A recurring remediation has to remember what it has done between runs, because the BIOS can only tell it whether a password is set, not which version. The scripts bridge that gap with a small set of registry markers under HKLM:\SOFTWARE\ConfigJonScripts\FirmwareManagement\: a BIOSPassword key for the password version and certificate thumbprint, a BIOSSettings key for the settings profile and desired-state hash, and one subkey per managed setting so each one is tracked independently.

Note

These keys are for record keeping only. They log what the scripts have done and what they intend to do; they never contain a password or any decrypted material. If you ever need to force a device to start fresh, deleting the relevant key is safe; the next detection cycle will rebuild it.

The full marker layout (every value, its type, and what it’s for) is in the reference and troubleshooting post.

Intune scripts or the task-sequence scripts?

Both types are supported, and they are not in competition. Use whichever matches how the device is managed:

  • Use the Intune scripts when devices are Intune-managed and you want BIOS password and settings state enforced continuously, with per-device reporting in the Intune console. They expect the CMS-and-certificate model and run as recurring remediations.
  • Use the original task-sequence scripts when you manage BIOS as a one-time step during ConfigMgr/MDT imaging, or when you want to run them interactively.

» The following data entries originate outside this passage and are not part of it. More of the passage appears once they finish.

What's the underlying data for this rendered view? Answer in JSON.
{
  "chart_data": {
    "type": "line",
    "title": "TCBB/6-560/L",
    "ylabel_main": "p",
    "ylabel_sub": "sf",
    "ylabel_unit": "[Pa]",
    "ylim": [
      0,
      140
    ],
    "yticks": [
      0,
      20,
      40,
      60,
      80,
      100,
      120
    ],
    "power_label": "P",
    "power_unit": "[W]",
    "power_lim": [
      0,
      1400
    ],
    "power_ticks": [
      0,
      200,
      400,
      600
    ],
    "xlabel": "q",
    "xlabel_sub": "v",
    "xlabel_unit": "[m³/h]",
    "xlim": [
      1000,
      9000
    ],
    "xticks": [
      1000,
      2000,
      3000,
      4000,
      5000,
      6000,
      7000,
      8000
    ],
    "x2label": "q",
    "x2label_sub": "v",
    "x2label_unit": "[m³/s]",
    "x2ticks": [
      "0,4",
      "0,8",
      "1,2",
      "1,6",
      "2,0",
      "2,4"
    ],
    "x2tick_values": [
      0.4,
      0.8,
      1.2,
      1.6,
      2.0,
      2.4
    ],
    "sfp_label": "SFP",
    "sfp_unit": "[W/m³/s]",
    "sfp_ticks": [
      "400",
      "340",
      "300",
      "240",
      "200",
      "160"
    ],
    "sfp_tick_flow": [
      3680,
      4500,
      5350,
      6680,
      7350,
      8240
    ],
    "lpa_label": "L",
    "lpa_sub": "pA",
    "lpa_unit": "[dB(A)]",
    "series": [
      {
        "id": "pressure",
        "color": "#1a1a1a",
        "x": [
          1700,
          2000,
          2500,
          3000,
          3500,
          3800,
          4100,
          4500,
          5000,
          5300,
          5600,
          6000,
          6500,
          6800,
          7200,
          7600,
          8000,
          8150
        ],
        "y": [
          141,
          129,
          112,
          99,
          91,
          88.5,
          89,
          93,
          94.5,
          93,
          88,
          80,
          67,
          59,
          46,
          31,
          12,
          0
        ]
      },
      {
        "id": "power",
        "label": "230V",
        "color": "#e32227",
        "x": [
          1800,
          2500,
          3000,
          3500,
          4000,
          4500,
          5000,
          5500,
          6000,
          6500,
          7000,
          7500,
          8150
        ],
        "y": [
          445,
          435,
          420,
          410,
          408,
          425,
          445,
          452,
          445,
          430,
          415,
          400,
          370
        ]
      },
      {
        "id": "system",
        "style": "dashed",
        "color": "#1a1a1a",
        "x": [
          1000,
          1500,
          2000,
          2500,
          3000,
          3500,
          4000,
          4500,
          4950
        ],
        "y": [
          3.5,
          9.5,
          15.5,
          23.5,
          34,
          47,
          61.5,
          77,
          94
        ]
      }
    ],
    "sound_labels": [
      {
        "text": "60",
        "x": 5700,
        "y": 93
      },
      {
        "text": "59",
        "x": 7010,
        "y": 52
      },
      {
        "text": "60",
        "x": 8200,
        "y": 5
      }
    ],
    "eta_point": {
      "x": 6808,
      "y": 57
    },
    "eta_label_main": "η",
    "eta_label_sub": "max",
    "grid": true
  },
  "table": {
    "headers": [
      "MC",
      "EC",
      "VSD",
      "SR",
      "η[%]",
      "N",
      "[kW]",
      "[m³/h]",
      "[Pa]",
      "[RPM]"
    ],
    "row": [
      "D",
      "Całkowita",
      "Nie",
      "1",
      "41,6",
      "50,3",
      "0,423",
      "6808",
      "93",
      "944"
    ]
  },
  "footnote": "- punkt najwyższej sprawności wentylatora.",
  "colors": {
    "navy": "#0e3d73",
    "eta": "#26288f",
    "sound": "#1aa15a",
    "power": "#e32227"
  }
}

Those scripts keep their plain-text and -…CmsFile parameters and their full per-vendor feature sets.

Manufacturer support

ManufacturerPasswordsNotes
DellSet, rotate, clearFull lifecycle, including setting the initial password on a device that has none.
HPSet, rotate, clearFull lifecycle. Devices enrolled in HP Sure Admin are detected and reported as incompatible rather than silently passed, since they require signed payloads instead of a password.
LenovoRotate, clearRotation and clearing are fully supported. Setting the initial supervisor password on a device that has none is not supported here. Lenovo firmware requires the System Deployment Boot Mode workflow for that. Devices using Lenovo BIOS certificate authentication are detected and reported as incompatible.

Settings management is supported on all three manufacturers, using the same desired-state-and-marker model described above. The settings scripts assume a BIOS password by default, but organizations that run with no BIOS password can opt out with the settings scripts’ -NoPassword switch. See the settings deep dive for details.

Note

On HP Sure Admin and Lenovo certificate-authentication devices, the scripts do not attempt to manage the BIOS. The detection script reports the device as non-compliant and incompatible so it is visible in the console, and the remediation exits cleanly so Intune does not retry it forever. These devices need specific signed-payload tooling, which these scripts do not perform.

Beyond this release

A few topics are intentionally out of scope for this first release and may become their own posts later: storing BIOS passwords in Azure Key Vault, setting the initial Lenovo supervisor password through System Deployment Boot Mode, Intune variants built on DellBIOSProvider and HPCMSL, and management of HP Sure Admin and Lenovo certificate authentication.